Dressed in a red and black plaid shirt, and sporting a neatly trimmed salt-and-pepper beard and long, wispy hair, Carlyle looks a bit like a Canadian lumberjack.
His affable demeanour is in contrast to scheming, Machiavellian scientist, Nicolas Rush, whom he plays on the sci-fi series.
Carlyle’s career has been defined by memorable performances in British cinema — The Full Monty, Trainspotting, Carla’s Song and Dead Fish, to name a few. So Stargate Universe initially found him in uncharted territory: American series television and sci-fi.
His character Rush is part of a crew who find themselves transported to a ship called Destiny, which has been travelling to the outer reaches of space for millions of years via a system of ancient Stargates. With no chance to return home to Earth, the crew have to learn to survive as the ship carries them along on its pre-ordained course.
Or at least everyone thinks that course is set in stone. Carlyle’s Rush seems destined to soon prove otherwise.
“By the time we join the second season, he’s discovered the whereabouts of the bridge on the ship. Not only that, but he’s flying the ship now. He’s steering it. The thing that he can’t do is control the countdown clock (when Destiny dials into a Stargate, taking the ship to a new destination).”
Carlyle says his crewmates will soon discover Rush’s secret.
But Carlyle says the serious tone and dark, complex themes of the series are what initially appealed to him. Before working on Stargate, he was somewhat dismissive of sci-fi, but now describes the limits of the genre as “boundless.”
“Someone once said science fiction is where your subconscious meets your imagination — I f—ing love that,” he says with wide-eyed enthusiasm. “This is what Stargate Universe does, it justifies that comment. . . . It takes you somewhere else.”
As for his character’s eventual fate, Carlyle has his own theory.
“This is my opinion, but I think Rush is looking towards ascension — I think that’s where he’s going. I think he wants to try and learn everything about that ancient world to get to this point of ascension and become immortal.”
One thing is for certain: Rush’s journey will remain just as much of a surprise to Carlyle as it is to fans. On Stargate, he employs acting methods he learned under mentor and director Ken Loach (Riff-Raff, Carla’s Song) — essentially, not reading the rest of a script in advance and figuring out a performance “as you go along.”
“I never thought that you’d be able to apply Ken Loach techniques to high-end American TV, but I’ve managed to do it with this and it’s very simple. I don’t ask what’s going to happen next — I don’t want to know what episode 17 is about, I’m doing number 3 at the moment.
“Acting can be such a flimsy, stupid f—ing thing to be doing, honestly.
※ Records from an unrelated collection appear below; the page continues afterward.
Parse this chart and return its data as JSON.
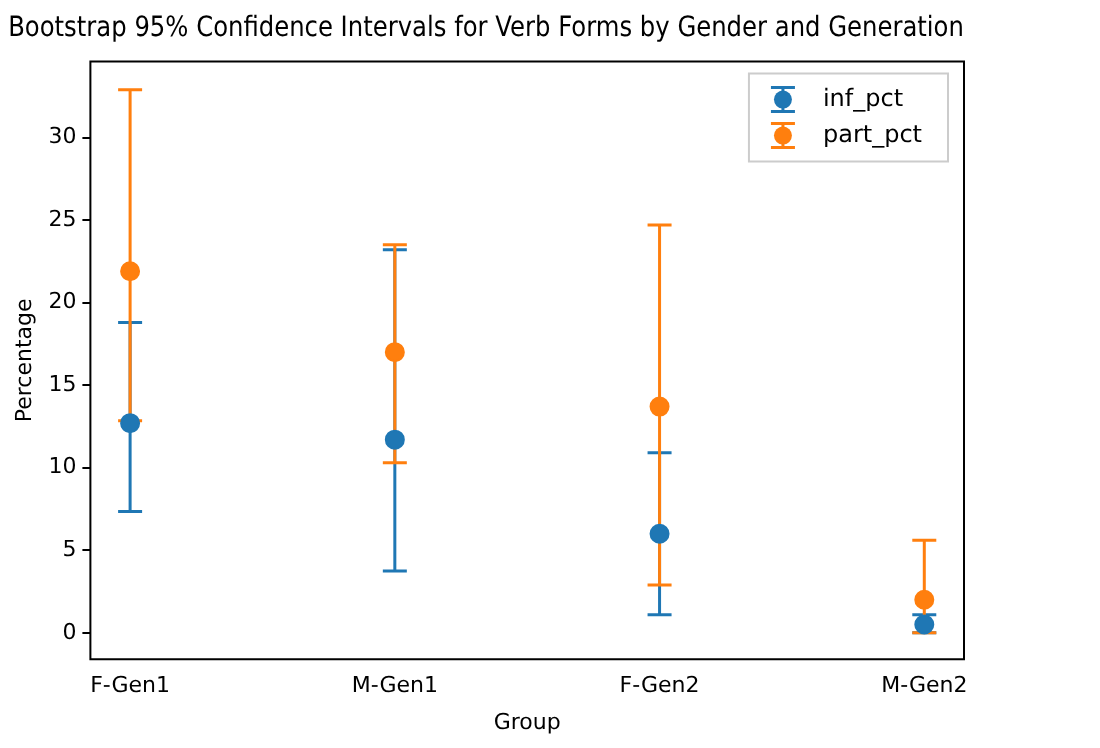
{
  "chart_data": {
    "type": "scatter",
    "title": "Bootstrap 95% Confidence Intervals for Verb Forms by Gender and Generation",
    "xlabel": "Group",
    "ylabel": "Percentage",
    "categories": [
      "F-Gen1",
      "M-Gen1",
      "F-Gen2",
      "M-Gen2"
    ],
    "series": [
      {
        "name": "inf_pct",
        "color": "#1f77b4",
        "values": [
          12.7,
          11.7,
          6.0,
          0.5
        ],
        "errors": [
          [
            7.35,
            18.8
          ],
          [
            3.75,
            23.2
          ],
          [
            1.1,
            10.9
          ],
          [
            0.0,
            1.1
          ]
        ]
      },
      {
        "name": "part_pct",
        "color": "#ff7f0e",
        "values": [
          21.9,
          17.0,
          13.7,
          2.0
        ],
        "errors": [
          [
            12.85,
            32.9
          ],
          [
            10.3,
            23.5
          ],
          [
            2.9,
            24.7
          ],
          [
            0.0,
            5.6
          ]
        ]
      }
    ],
    "ylim": [
      -1.6,
      34.6
    ],
    "yticks": [
      0,
      5,
      10,
      15,
      20,
      25,
      30
    ],
    "grid": false,
    "legend": "top right",
    "marker": "circle"
  }
}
And you have to kind of base it in some kind of reality, some kind of believability. . . . I can’t be thinking about the fact that he, for example, saves the day in episode 20. It changes the way you behave.
“(Then) the temptation is to play the hero from the very beginning.”
It’s clear that Rush is on a journey, and Carlyle is on a parallel course with him. Now it’s time to see where Destiny takes them both.